Sketching had taken Wu to many parts of China, but the Jiangnan area remained his favourite and he had always wanted to capture its beauty with the paint brush. He said, “As it is, this water-logged land is most noted for its waters. The small town of Yixing is sandwiched between the two lakes of Donggui and Xigui…. The Jiangnan in my works has white walls, black tiled roofs and silvery grey waters. All I want to do is to paint its beauty.”
“Time and again, I have sketched this waterway in lines and colour. Somehow, I can sense the illusion, which is the mother to sensuality. If I capture it with great precision, I will lose the complexity of the densely packed houses.

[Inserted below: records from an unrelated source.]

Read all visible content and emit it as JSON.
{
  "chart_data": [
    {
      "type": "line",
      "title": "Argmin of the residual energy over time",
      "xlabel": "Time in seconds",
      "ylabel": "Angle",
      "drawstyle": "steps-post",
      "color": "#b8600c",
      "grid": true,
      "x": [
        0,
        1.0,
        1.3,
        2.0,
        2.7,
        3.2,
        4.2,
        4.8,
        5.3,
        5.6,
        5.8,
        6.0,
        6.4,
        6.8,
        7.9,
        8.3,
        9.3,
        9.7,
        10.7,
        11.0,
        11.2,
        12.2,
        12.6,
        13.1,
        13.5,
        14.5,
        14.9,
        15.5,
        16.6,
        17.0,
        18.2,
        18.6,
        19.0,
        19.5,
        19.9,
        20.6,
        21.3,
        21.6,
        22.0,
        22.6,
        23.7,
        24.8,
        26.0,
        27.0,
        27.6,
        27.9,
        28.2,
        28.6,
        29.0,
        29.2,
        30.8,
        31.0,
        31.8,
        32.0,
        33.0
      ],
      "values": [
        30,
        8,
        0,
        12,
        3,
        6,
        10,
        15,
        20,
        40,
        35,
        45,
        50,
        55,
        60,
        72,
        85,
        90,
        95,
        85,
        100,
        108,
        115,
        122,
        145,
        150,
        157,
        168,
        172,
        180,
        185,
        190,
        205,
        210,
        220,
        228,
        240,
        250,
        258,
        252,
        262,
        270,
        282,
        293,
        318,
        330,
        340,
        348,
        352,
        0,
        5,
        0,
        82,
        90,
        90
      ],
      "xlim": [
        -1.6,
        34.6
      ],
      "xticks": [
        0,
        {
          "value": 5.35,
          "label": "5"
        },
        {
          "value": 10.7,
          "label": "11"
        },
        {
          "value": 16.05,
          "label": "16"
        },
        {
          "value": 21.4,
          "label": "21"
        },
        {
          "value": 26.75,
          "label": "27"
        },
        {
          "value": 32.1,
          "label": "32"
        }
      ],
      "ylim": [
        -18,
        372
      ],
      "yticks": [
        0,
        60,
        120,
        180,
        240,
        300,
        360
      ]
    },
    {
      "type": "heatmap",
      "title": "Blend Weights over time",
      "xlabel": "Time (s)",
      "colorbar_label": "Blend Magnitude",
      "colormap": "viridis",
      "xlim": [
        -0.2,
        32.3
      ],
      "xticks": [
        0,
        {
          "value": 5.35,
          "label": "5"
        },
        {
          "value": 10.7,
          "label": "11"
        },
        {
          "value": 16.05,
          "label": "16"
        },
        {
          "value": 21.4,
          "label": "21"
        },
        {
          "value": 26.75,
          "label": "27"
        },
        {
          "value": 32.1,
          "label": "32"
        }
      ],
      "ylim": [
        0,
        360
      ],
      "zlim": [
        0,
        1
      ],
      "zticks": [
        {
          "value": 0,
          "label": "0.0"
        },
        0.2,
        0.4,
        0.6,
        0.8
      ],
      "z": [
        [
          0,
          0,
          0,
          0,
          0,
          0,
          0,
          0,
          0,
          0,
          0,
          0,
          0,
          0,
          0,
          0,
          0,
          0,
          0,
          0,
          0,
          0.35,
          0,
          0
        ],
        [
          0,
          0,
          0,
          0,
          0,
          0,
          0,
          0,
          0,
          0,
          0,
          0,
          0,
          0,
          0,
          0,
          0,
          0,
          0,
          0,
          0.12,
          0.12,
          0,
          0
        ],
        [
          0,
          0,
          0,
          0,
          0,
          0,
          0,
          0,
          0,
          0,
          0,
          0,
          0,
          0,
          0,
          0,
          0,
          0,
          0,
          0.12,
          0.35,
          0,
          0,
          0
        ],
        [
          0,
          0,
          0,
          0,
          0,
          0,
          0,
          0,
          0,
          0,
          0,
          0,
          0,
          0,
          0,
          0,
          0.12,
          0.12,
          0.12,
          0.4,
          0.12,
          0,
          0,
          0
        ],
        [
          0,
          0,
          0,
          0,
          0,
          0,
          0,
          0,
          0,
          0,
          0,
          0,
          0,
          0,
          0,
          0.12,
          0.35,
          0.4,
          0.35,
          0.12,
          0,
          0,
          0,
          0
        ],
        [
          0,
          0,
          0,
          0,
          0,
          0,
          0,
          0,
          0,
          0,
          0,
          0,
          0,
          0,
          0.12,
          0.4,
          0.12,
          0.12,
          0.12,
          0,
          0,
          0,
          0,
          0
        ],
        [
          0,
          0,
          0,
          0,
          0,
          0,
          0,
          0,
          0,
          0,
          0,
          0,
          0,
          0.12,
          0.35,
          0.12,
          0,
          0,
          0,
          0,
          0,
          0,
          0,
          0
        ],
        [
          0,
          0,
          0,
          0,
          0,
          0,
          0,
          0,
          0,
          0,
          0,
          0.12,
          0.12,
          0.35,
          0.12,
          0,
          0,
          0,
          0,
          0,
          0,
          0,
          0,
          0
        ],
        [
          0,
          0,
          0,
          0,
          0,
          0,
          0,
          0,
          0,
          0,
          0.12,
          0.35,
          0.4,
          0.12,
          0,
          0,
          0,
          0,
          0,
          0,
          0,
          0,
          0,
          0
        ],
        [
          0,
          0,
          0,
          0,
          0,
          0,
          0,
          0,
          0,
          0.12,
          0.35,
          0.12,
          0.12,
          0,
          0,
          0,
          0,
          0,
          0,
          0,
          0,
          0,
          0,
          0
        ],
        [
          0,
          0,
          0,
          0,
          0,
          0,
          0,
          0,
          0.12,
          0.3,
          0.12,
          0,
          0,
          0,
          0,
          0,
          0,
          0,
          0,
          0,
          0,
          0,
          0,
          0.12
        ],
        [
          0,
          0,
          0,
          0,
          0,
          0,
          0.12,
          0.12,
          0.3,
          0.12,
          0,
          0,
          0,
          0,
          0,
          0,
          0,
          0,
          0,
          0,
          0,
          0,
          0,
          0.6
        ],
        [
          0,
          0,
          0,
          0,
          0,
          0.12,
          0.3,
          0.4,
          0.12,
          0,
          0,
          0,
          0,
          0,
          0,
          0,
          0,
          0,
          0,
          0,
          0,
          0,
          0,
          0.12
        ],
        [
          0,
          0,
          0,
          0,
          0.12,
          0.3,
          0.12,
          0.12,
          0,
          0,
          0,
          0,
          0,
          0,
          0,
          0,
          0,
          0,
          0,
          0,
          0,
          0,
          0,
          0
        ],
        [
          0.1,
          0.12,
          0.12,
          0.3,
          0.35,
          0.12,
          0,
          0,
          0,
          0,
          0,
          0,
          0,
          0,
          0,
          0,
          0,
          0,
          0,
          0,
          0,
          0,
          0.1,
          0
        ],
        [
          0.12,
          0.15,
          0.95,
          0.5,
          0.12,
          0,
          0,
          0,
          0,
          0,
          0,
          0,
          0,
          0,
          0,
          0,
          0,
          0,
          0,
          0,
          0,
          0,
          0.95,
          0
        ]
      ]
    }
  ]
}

This is why I have to be quick in capturing the dancing black and white plains, the echoes and contrasts between the big and the small, the distribution of the red and the green, and the addition of the dots and lines…. Otherwise, what I get will be no more than a couple of rundown houses seen in any photograph, completely devoid of the ambience of the Jiangnan area. Later on, I transplanted the scene in ink, then in oil and so on and so forth, in an attempt to create the typical Jiangnan scene.”

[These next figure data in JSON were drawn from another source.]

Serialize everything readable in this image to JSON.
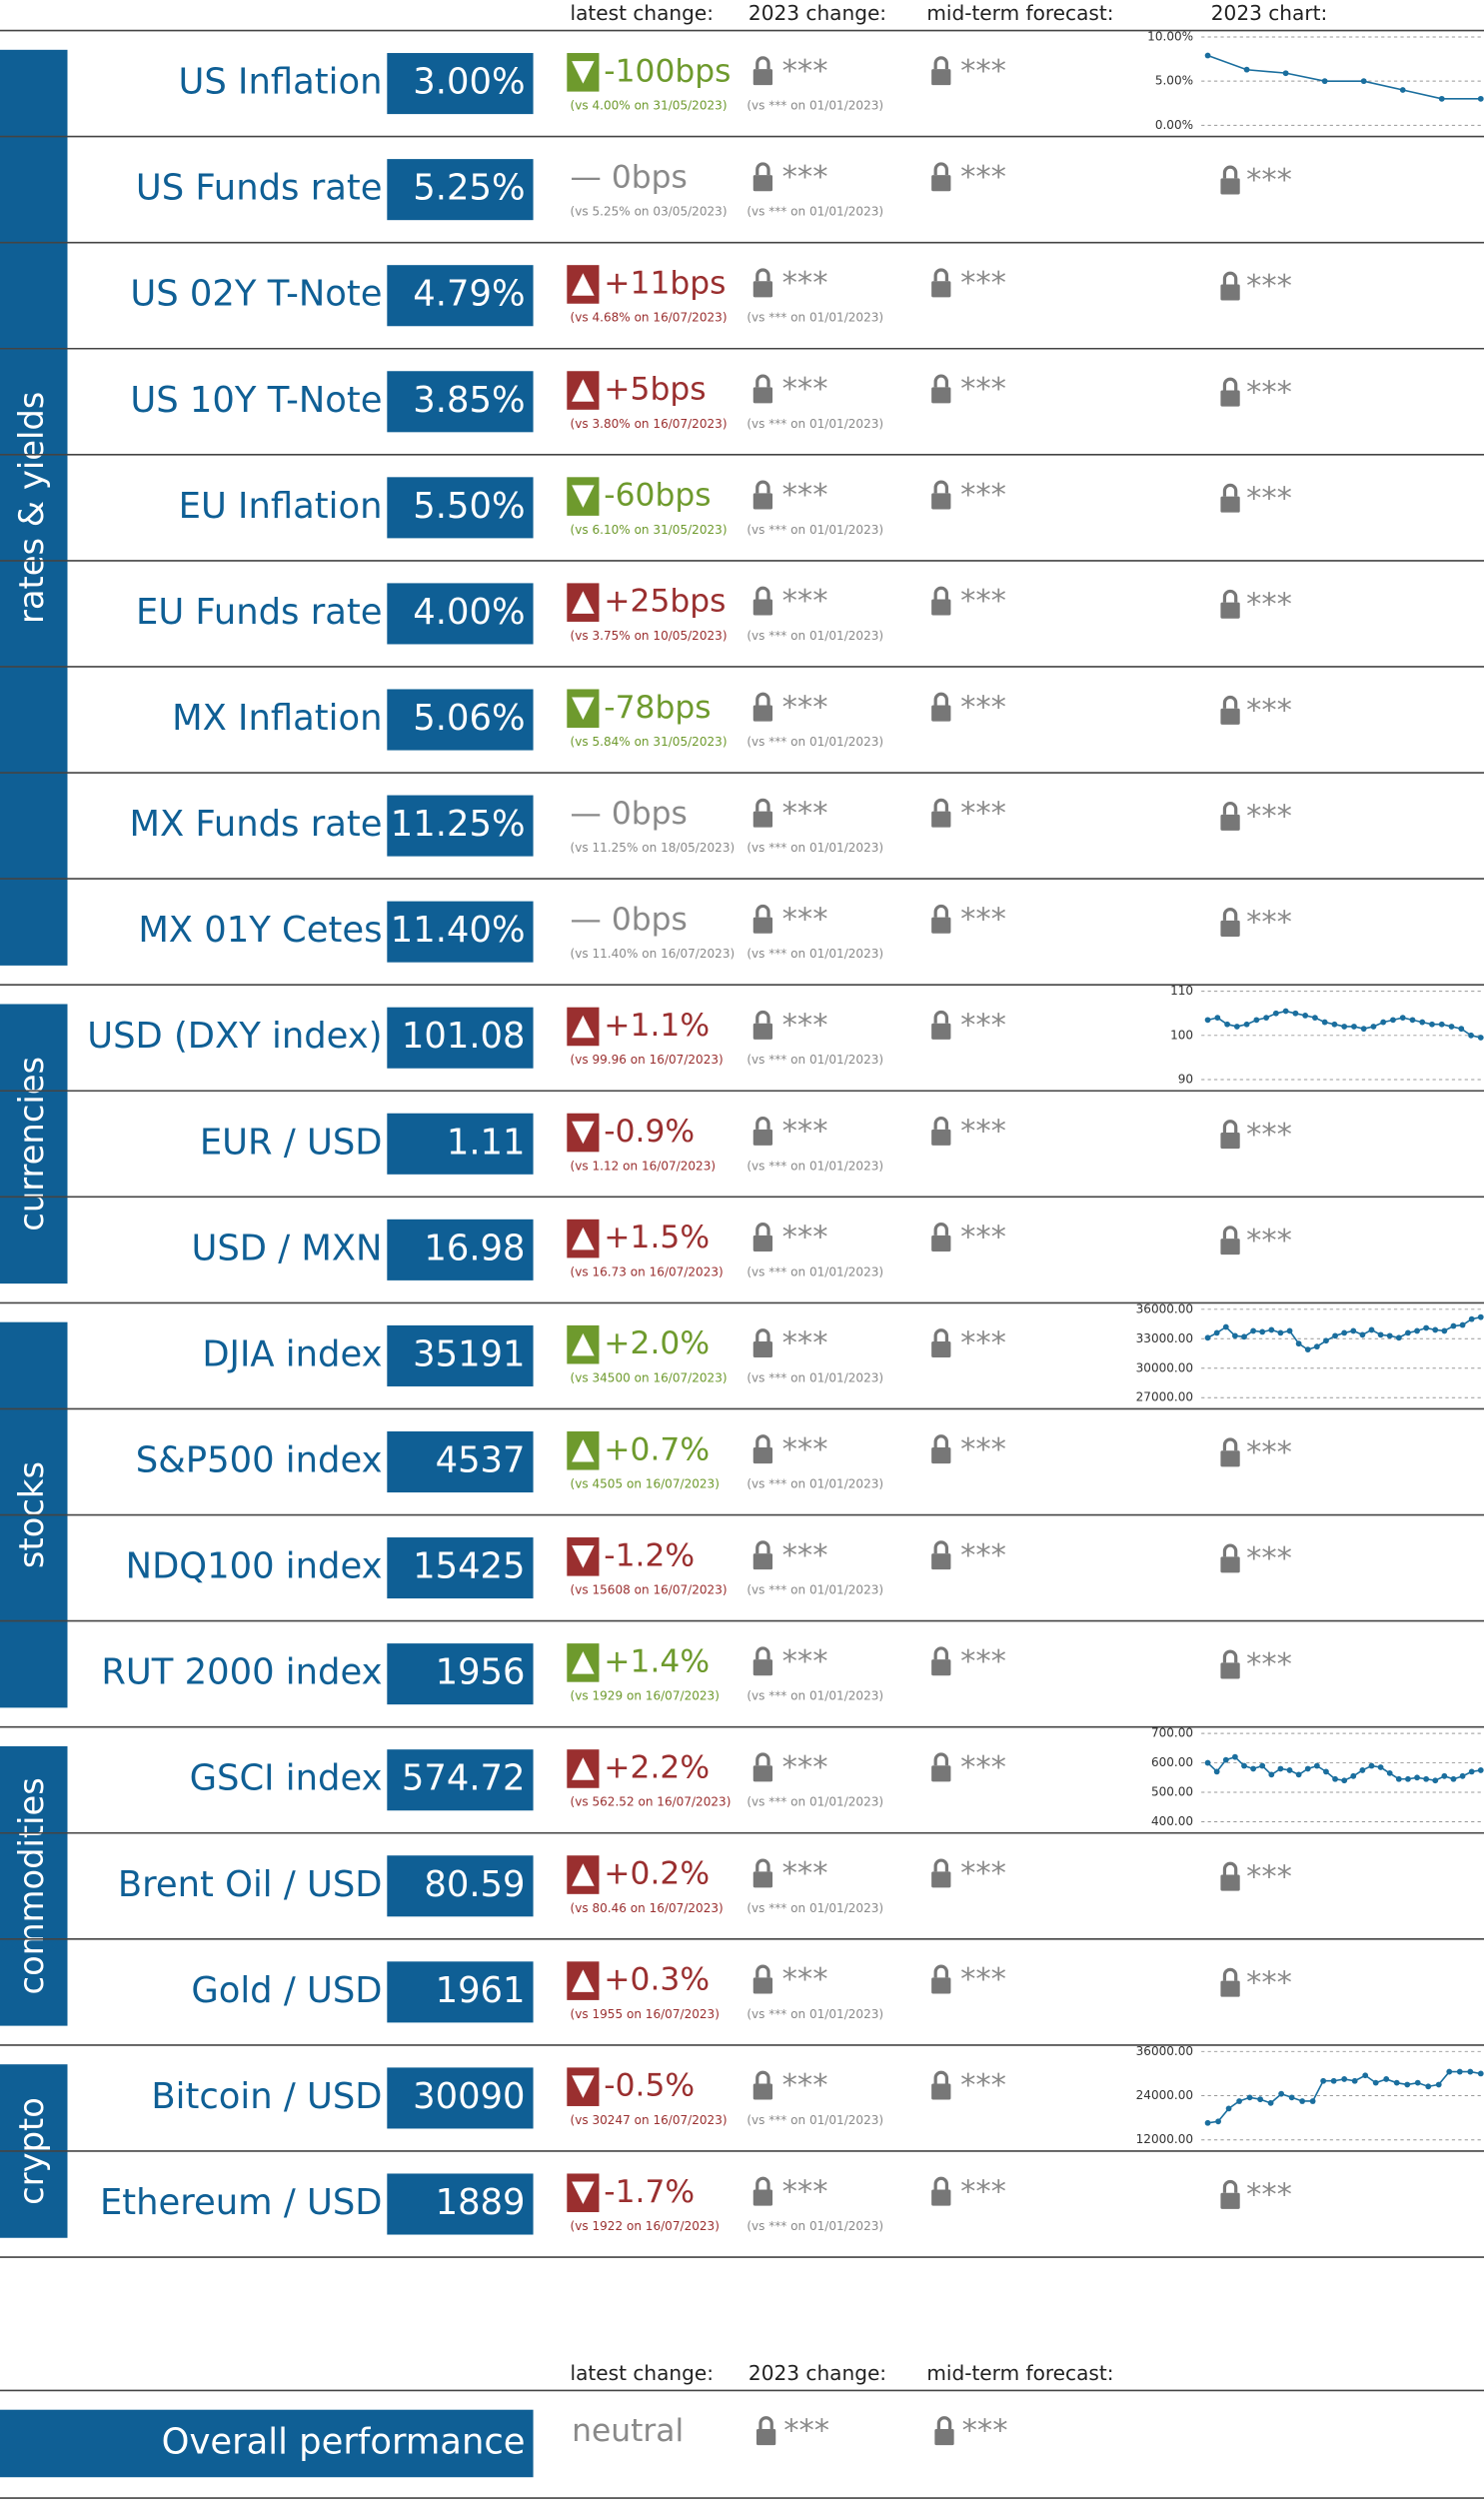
{
  "headers": {
    "latest": "latest change:",
    "ytd": "2023 change:",
    "forecast": "mid-term forecast:",
    "chart": "2023 chart:"
  },
  "groups": [
    {
      "name": "rates & yields",
      "rows": [
        {
          "name": "US Inflation",
          "value": "3.00%",
          "change": "-100bps",
          "arrow": "down",
          "tone": "positive",
          "note": "(vs 4.00% on 31/05/2023)",
          "ytd": "***",
          "ytd_note": "(vs *** on 01/01/2023)",
          "forecast": "***",
          "chart": {
            "type": "line",
            "ylim": [
              0,
              10
            ],
            "yticks": [
              {
                "value": 10,
                "label": "10.00%"
              },
              {
                "value": 5,
                "label": "5.00%"
              },
              {
                "value": 0,
                "label": "0.00%"
              }
            ],
            "values": [
              7.9,
              6.3,
              5.9,
              5.0,
              5.0,
              4.0,
              3.0,
              3.0
            ]
          }
        },
        {
          "name": "US Funds rate",
          "value": "5.25%",
          "change": "— 0bps",
          "tone": "neutral",
          "note": "(vs 5.25% on 03/05/2023)",
          "ytd": "***",
          "ytd_note": "(vs *** on 01/01/2023)",
          "forecast": "***",
          "chart_text": "***"
        },
        {
          "name": "US 02Y T-Note",
          "value": "4.79%",
          "change": "+11bps",
          "arrow": "up",
          "tone": "negative",
          "note": "(vs 4.68% on 16/07/2023)",
          "ytd": "***",
          "ytd_note": "(vs *** on 01/01/2023)",
          "forecast": "***",
          "chart_text": "***"
        },
        {
          "name": "US 10Y T-Note",
          "value": "3.85%",
          "change": "+5bps",
          "arrow": "up",
          "tone": "negative",
          "note": "(vs 3.80% on 16/07/2023)",
          "ytd": "***",
          "ytd_note": "(vs *** on 01/01/2023)",
          "forecast": "***",
          "chart_text": "***"
        },
        {
          "name": "EU Inflation",
          "value": "5.50%",
          "change": "-60bps",
          "arrow": "down",
          "tone": "positive",
          "note": "(vs 6.10% on 31/05/2023)",
          "ytd": "***",
          "ytd_note": "(vs *** on 01/01/2023)",
          "forecast": "***",
          "chart_text": "***"
        },
        {
          "name": "EU Funds rate",
          "value": "4.00%",
          "change": "+25bps",
          "arrow": "up",
          "tone": "negative",
          "note": "(vs 3.75% on 10/05/2023)",
          "ytd": "***",
          "ytd_note": "(vs *** on 01/01/2023)",
          "forecast": "***",
          "chart_text": "***"
        },
        {
          "name": "MX Inflation",
          "value": "5.06%",
          "change": "-78bps",
          "arrow": "down",
          "tone": "positive",
          "note": "(vs 5.84% on 31/05/2023)",
          "ytd": "***",
          "ytd_note": "(vs *** on 01/01/2023)",
          "forecast": "***",
          "chart_text": "***"
        },
        {
          "name": "MX Funds rate",
          "value": "11.25%",
          "change": "— 0bps",
          "tone": "neutral",
          "note": "(vs 11.25% on 18/05/2023)",
          "ytd": "***",
          "ytd_note": "(vs *** on 01/01/2023)",
          "forecast": "***",
          "chart_text": "***"
        },
        {
          "name": "MX 01Y Cetes",
          "value": "11.40%",
          "change": "— 0bps",
          "tone": "neutral",
          "note": "(vs 11.40% on 16/07/2023)",
          "ytd": "***",
          "ytd_note": "(vs *** on 01/01/2023)",
          "forecast": "***",
          "chart_text": "***"
        }
      ]
    },
    {
      "name": "currencies",
      "rows": [
        {
          "name": "USD (DXY index)",
          "value": "101.08",
          "change": "+1.1%",
          "arrow": "up",
          "tone": "negative",
          "note": "(vs 99.96 on 16/07/2023)",
          "ytd": "***",
          "ytd_note": "(vs *** on 01/01/2023)",
          "forecast": "***",
          "chart": {
            "type": "line",
            "ylim": [
              90,
              110
            ],
            "yticks": [
              110,
              100,
              90
            ],
            "values": [
              103.5,
              104,
              102.5,
              102,
              102.5,
              103.5,
              104,
              105,
              105.5,
              105,
              104.5,
              104,
              103,
              102.5,
              102,
              102,
              101.5,
              102,
              103,
              103.5,
              104,
              103.5,
              103,
              102.5,
              102.5,
              102,
              101.5,
              100,
              99.5
            ]
          }
        },
        {
          "name": "EUR / USD",
          "value": "1.11",
          "change": "-0.9%",
          "arrow": "down",
          "tone": "negative",
          "note": "(vs 1.12 on 16/07/2023)",
          "ytd": "***",
          "ytd_note": "(vs *** on 01/01/2023)",
          "forecast": "***",
          "chart_text": "***"
        },
        {
          "name": "USD / MXN",
          "value": "16.98",
          "change": "+1.5%",
          "arrow": "up",
          "tone": "negative",
          "note": "(vs 16.73 on 16/07/2023)",
          "ytd": "***",
          "ytd_note": "(vs *** on 01/01/2023)",
          "forecast": "***",
          "chart_text": "***"
        }
      ]
    },
    {
      "name": "stocks",
      "rows": [
        {
          "name": "DJIA index",
          "value": "35191",
          "change": "+2.0%",
          "arrow": "up",
          "tone": "positive",
          "note": "(vs 34500 on 16/07/2023)",
          "ytd": "***",
          "ytd_note": "(vs *** on 01/01/2023)",
          "forecast": "***",
          "chart": {
            "type": "line",
            "ylim": [
              27000,
              36000
            ],
            "yticks": [
              {
                "value": 36000,
                "label": "36000.00"
              },
              {
                "value": 33000,
                "label": "33000.00"
              },
              {
                "value": 30000,
                "label": "30000.00"
              },
              {
                "value": 27000,
                "label": "27000.00"
              }
            ],
            "values": [
              33100,
              33600,
              34200,
              33300,
              33200,
              33800,
              33700,
              33900,
              33600,
              33800,
              32500,
              31900,
              32200,
              32800,
              33300,
              33600,
              33800,
              33400,
              33900,
              33400,
              33300,
              33100,
              33600,
              33800,
              34100,
              33900,
              33800,
              34300,
              34400,
              35000,
              35200
            ]
          }
        },
        {
          "name": "S&P500 index",
          "value": "4537",
          "change": "+0.7%",
          "arrow": "up",
          "tone": "positive",
          "note": "(vs 4505 on 16/07/2023)",
          "ytd": "***",
          "ytd_note": "(vs *** on 01/01/2023)",
          "forecast": "***",
          "chart_text": "***"
        },
        {
          "name": "NDQ100 index",
          "value": "15425",
          "change": "-1.2%",
          "arrow": "down",
          "tone": "negative",
          "note": "(vs 15608 on 16/07/2023)",
          "ytd": "***",
          "ytd_note": "(vs *** on 01/01/2023)",
          "forecast": "***",
          "chart_text": "***"
        },
        {
          "name": "RUT 2000 index",
          "value": "1956",
          "change": "+1.4%",
          "arrow": "up",
          "tone": "positive",
          "note": "(vs 1929 on 16/07/2023)",
          "ytd": "***",
          "ytd_note": "(vs *** on 01/01/2023)",
          "forecast": "***",
          "chart_text": "***"
        }
      ]
    },
    {
      "name": "commodities",
      "rows": [
        {
          "name": "GSCI index",
          "value": "574.72",
          "change": "+2.2%",
          "arrow": "up",
          "tone": "negative",
          "note": "(vs 562.52 on 16/07/2023)",
          "ytd": "***",
          "ytd_note": "(vs *** on 01/01/2023)",
          "forecast": "***",
          "chart": {
            "type": "line",
            "ylim": [
              400,
              700
            ],
            "yticks": [
              {
                "value": 700,
                "label": "700.00"
              },
              {
                "value": 600,
                "label": "600.00"
              },
              {
                "value": 500,
                "label": "500.00"
              },
              {
                "value": 400,
                "label": "400.00"
              }
            ],
            "values": [
              600,
              570,
              610,
              620,
              590,
              580,
              590,
              560,
              580,
              575,
              560,
              580,
              590,
              570,
              545,
              540,
              555,
              575,
              590,
              585,
              565,
              545,
              545,
              550,
              545,
              540,
              555,
              545,
              555,
              570,
              575
            ]
          }
        },
        {
          "name": "Brent Oil / USD",
          "value": "80.59",
          "change": "+0.2%",
          "arrow": "up",
          "tone": "negative",
          "note": "(vs 80.46 on 16/07/2023)",
          "ytd": "***",
          "ytd_note": "(vs *** on 01/01/2023)",
          "forecast": "***",
          "chart_text": "***"
        },
        {
          "name": "Gold / USD",
          "value": "1961",
          "change": "+0.3%",
          "arrow": "up",
          "tone": "negative",
          "note": "(vs 1955 on 16/07/2023)",
          "ytd": "***",
          "ytd_note": "(vs *** on 01/01/2023)",
          "forecast": "***",
          "chart_text": "***"
        }
      ]
    },
    {
      "name": "crypto",
      "rows": [
        {
          "name": "Bitcoin / USD",
          "value": "30090",
          "change": "-0.5%",
          "arrow": "down",
          "tone": "negative",
          "note": "(vs 30247 on 16/07/2023)",
          "ytd": "***",
          "ytd_note": "(vs *** on 01/01/2023)",
          "forecast": "***",
          "chart": {
            "type": "line",
            "ylim": [
              12000,
              36000
            ],
            "yticks": [
              {
                "value": 36000,
                "label": "36000.00"
              },
              {
                "value": 24000,
                "label": "24000.00"
              },
              {
                "value": 12000,
                "label": "12000.00"
              }
            ],
            "values": [
              16600,
              17000,
              20500,
              22500,
              23500,
              23000,
              22000,
              24500,
              23500,
              22500,
              22500,
              28000,
              28000,
              28500,
              28000,
              29500,
              27500,
              28500,
              27500,
              27000,
              27500,
              26500,
              27000,
              30500,
              30500,
              30500,
              30000
            ]
          }
        },
        {
          "name": "Ethereum / USD",
          "value": "1889",
          "change": "-1.7%",
          "arrow": "down",
          "tone": "negative",
          "note": "(vs 1922 on 16/07/2023)",
          "ytd": "***",
          "ytd_note": "(vs *** on 01/01/2023)",
          "forecast": "***",
          "chart_text": "***"
        }
      ]
    }
  ],
  "overall": {
    "name": "Overall performance",
    "change": "neutral",
    "ytd": "***",
    "forecast": "***"
  }
}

Wu was born and raised in Yixing in scenic and water-logged Jiangnan. He became a stranger to his native land, however, after his studies had taken him first to Chongqing, where the Academy of Art had to relocate from Hangzhou, and then France. Resident in Beijing since his return, he could only think back to his younger days for his impressions of Jiangnan. What can be more beautiful than one’s hometown in one’s memories? It is beauty purged by time.